7th August 2020
So, I have learnt about the difference between sensory seeking and sensory avoidance when it comes to being on the autistic spectrum. This is also formally known as hyposensitivity and hyper sensitivity. It has been recognised that many people on the autistic spectrum experience sensory processing disorders, leaving them hypo/hyper sensitive to some senses. Hypersensitivity is something I have explored in my previous blog ‘Sensory Overload’. Hypersensitivity is where a person is sensitive to senses. For example, I will avoid loud noises and bright lights because I am hypersensitive to them. Hyposensitivity is where a person has a low sensitivity to a sense, therefore they become sensory seeking. When a person is sensory seeking, they are seeking a certain sensation that will probably calm them.
There are different senses that a person may be hyposensitive or hypersensitive to. Depending on whether the person is hyper or hyposensitive to something, will determine whether they are sensory seeking or sensory avoiding .

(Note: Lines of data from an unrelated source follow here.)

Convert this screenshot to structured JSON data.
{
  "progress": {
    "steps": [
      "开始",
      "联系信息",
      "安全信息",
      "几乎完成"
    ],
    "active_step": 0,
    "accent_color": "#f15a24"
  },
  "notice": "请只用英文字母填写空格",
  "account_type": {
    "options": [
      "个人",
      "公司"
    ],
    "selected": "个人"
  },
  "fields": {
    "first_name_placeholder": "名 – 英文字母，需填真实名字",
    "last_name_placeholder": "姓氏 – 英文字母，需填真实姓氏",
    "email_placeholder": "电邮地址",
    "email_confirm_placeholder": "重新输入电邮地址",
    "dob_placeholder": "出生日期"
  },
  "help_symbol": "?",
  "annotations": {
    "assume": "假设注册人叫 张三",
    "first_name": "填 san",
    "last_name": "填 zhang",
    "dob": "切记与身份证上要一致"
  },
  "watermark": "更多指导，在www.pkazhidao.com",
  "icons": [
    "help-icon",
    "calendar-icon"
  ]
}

- Hyposensitivity– objects may appear dark, cannot see light the same as others- will display sensory seeking– likes playing with lights, or looking at moving lights
- Hypersensitive- may sensitive to bright lights- display sensory avoiding behaviours by avoiding bright lights
- Hyposensitivity– may not hear certain sounds, doesn’t acknowledge some sounds- Sensory seeking behaviour will include- will enjoy crowded place, or seek out or make loud noises
- Hypersensitivity- noise is magnified and sounds are distorted or muddled, can hear background noise, cannot cut out sounds- Sensory avoiding– behaviour will include- covering ears, avoid crowded places
- Hyposensitivity- lack sense of smell, fail to notice odours- Sensory seeking behaviour- seek out smells, or lick things to get a sense of what they are
- Hypersensitivity– experience smells intensely- Sensory avoiding– avoid certain smells, for example avoiding people with certain perfumes
- Hyposensitivity– does not experience flavour or texture of food intensely- Sensory seeking– likes to eat spicy food, eats non-edible items
- Hypersensitivity– flavours of food become too strong, food textures cause discomfort- Sensory avoiding-prefers plain food, dislikes certain food textures or tastes
- Hyposensitivity– has a high pain threshold , doesn’t feel sensations of pressure- Sensory seeking- high pain threshold therefore may self-harm, seeks pressure by holding others tightly, fiddle with objects, enjoys heavy objects on them (weighted blanket), chews things
- Hypersensitivity– dislikes hugging people, feels touch intensely- Sensory avoiding– avoid hugging people, avoid having clothing on hands or feet, avoid brushing/washing hair, dislikes certain food textures, intolerant of certain clothing textures
- Hyposensitivity– not feeling motion- Sensory seeking– needing to rock or swing for sensory input
- Hypersensitivity– feels motion intensely- Sensory avoiding – dislikes sports, experiences car sickness, dislikes things such as amusement park rides
BODY AWARENESS/ PROPRIOCEPTION
- Hyposensitivity- unaware of bodily space in relation to others, lack of understanding of how different body parts move- Sensory seeking- stands to close to others, bump into people, rock back and forth
- Hypersensitivity- difficulties with motor skills, highly aware of their bodily space- Sensory avoiding– avoid being close to others, will be more physically cautious
When a person is sensory seeking, they are likely under-sensitive to input (hyposensitivity), when a person is sensory avoiding, they will be hypersensitive to input. Now some people may be one or the other, but it is not uncommon for people to be both. For example, I am hypersensitive to light, sounds and to the feel of certain materials (touch). Yet I can also seek sensory input of pressure which also falls under the touch category. Therefore, it is not so clear cut. On the whole I am more hypersensitive than hyposensitive, but I will seek sensory input by fiddling with objects or seeking pressure and sometimes seeking vestibular movement (despite hating the sensation of amusement park rides). For example, I have loved swimming since I was younger, and after swimming in the sea yesterday I realised I enjoy the pressure, and gentle rocking of the sea, as it provides calming sensory input. For a lot of autistic people, water is a widely used tool for sensory input, and only after yesterday did I realise I display sensory seeking tendencies with water too. While researching online, I came across aqua therapy which explains how people with autism often love the deep pressure that water provides. Water provides hydrostatic pressure as it exerts 30x more deep pressure stimulation on the body than air. Not only does it provide pressure, it includes vestibular stimulation as swimming provides similar sensations to rocking. It is also said to improve proprioception. Therefore, I would definitely advise using water as sensory input if you or your child is sensory seeking. For me, being in the water yesterday made me realise that despite being more sensory avoiding, there are sensory seeking behaviours I do in order to calm myself. So even if you are more hypersensitive, there may be sensory input activities out there that will calm you.